Operational management ensures the availability of products for the customers. Its functions are in the processing/ manufacturing and development of a product, transport, and on the delivery to the market ( Fortlewis, 2015). Operational Coordination of people or teamwork determines the success of any organization. It is in this function where employees grievances can be expressed, rewards and recognition given which helps to improve the firm's overall performance. There various activities associated with management which include, training of staffs, culture, and leadership. The department has the role of planning on the utilization of the resources available for a certain period. This enables the firm to deal with new emerging issues from the external environment such as fluctuations in demand for the firm's products. Operation management ensures coordination of the among the various duties given to each staff in the entire operations team.

However, in any organization, there are differences between the marketing and operations functions. This most arises during the evaluation process as marketing will get reward due to increase in sales while operation depends on the reduction of operational cost. Despite the differences, marketing and operational functions are interrelated and crucial for any organization to record an increase in its performance. Lack of coordination between these two functions causes a disequilibrium in demand and supply and customers dissatisfaction as well as over or underproductions. Conflicts arise in situations where marketers which prefer to have a variety of products for the customers where else the production team prefers to give a product with high-quality standards. Since marketers do not want to have cases of stock outs among their dealers to avoid substitution with other products, they overestimate on the demands while operations will avoid the excess production to minimize the production cost. To maximize the performance of an organization this two departments must have maximum coordination. The supply of products must match the customer's satisfaction as well the demands in the markets and can only be achieved if there is coordination. The information gathered by the marketing team on the customer's feedback of the product has to be given to the operations so that they can improve during the manufacturing and processing process. This helps to ensure there can keep up with other competing brands and the products remain relevant in the said markets. The operations teams can only get the consumers feedback through the marketing departments as they are the ones in the field, listens to their feedbacks and complaints on satisfaction or dissatisfaction thus they can make improvements on the product. This information is then used to improve on the productions to meet expectations of the consumers. However, lack of feedback between these two departments leads to low-quality goods thus customers may opt to go for other substitutes in the marking making the product to lose its market share.

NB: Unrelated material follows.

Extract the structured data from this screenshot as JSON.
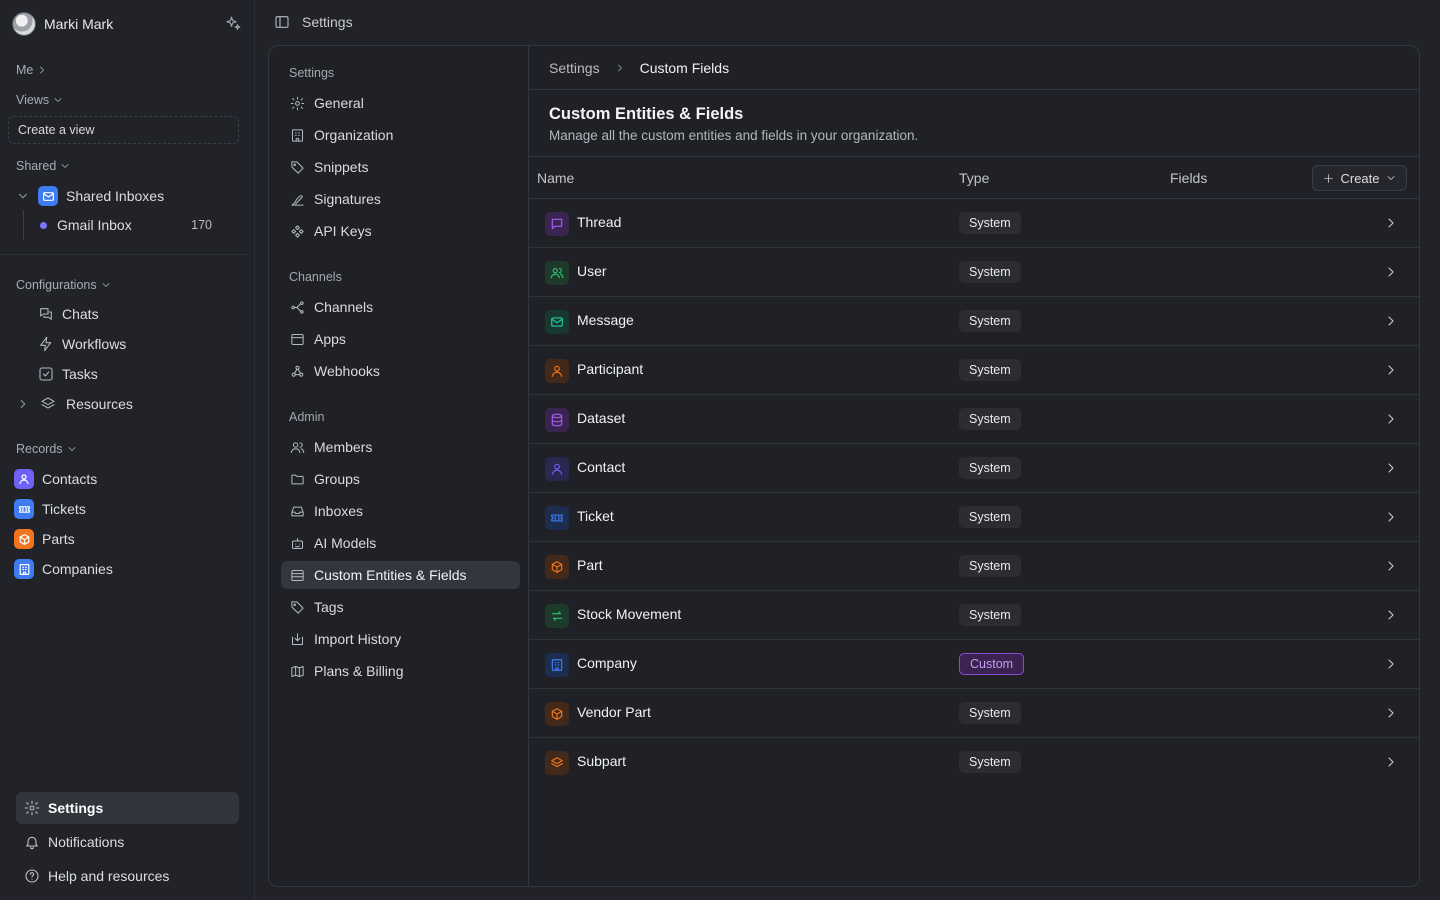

Marketing department acts as the intermediary between the customers and the organization. It helps the company determine the products which are most demanded or least demanded and the reason why. It is through proper coordination that the operation department can estimate its level of production, the products which needs to be improved and the one which they need to lower the quantity of output. In case of slow movement of a product, the operations information the marketing teams so that they can come up with new techniques of pushing the product such as discounts, price reductions, free giveaway among other promotional techniques. Through the creation of new markets, the operations team is informed of the new demand. Thus they can purchase extra raw materials and improve the firm's production materials.

In conclusion, all organization must ensure coordination of all the business functions is maintained at all times, thus a higher performance of the organization in the market. It also contributes to higher profit margins it will be easy to estimate the demands and supply in the market as well as recognize an emerging trend in the market.



Fortlewis. (2015).Introduction to Operations Management. [Online]. Available from: [Accessed: 6 February 2015].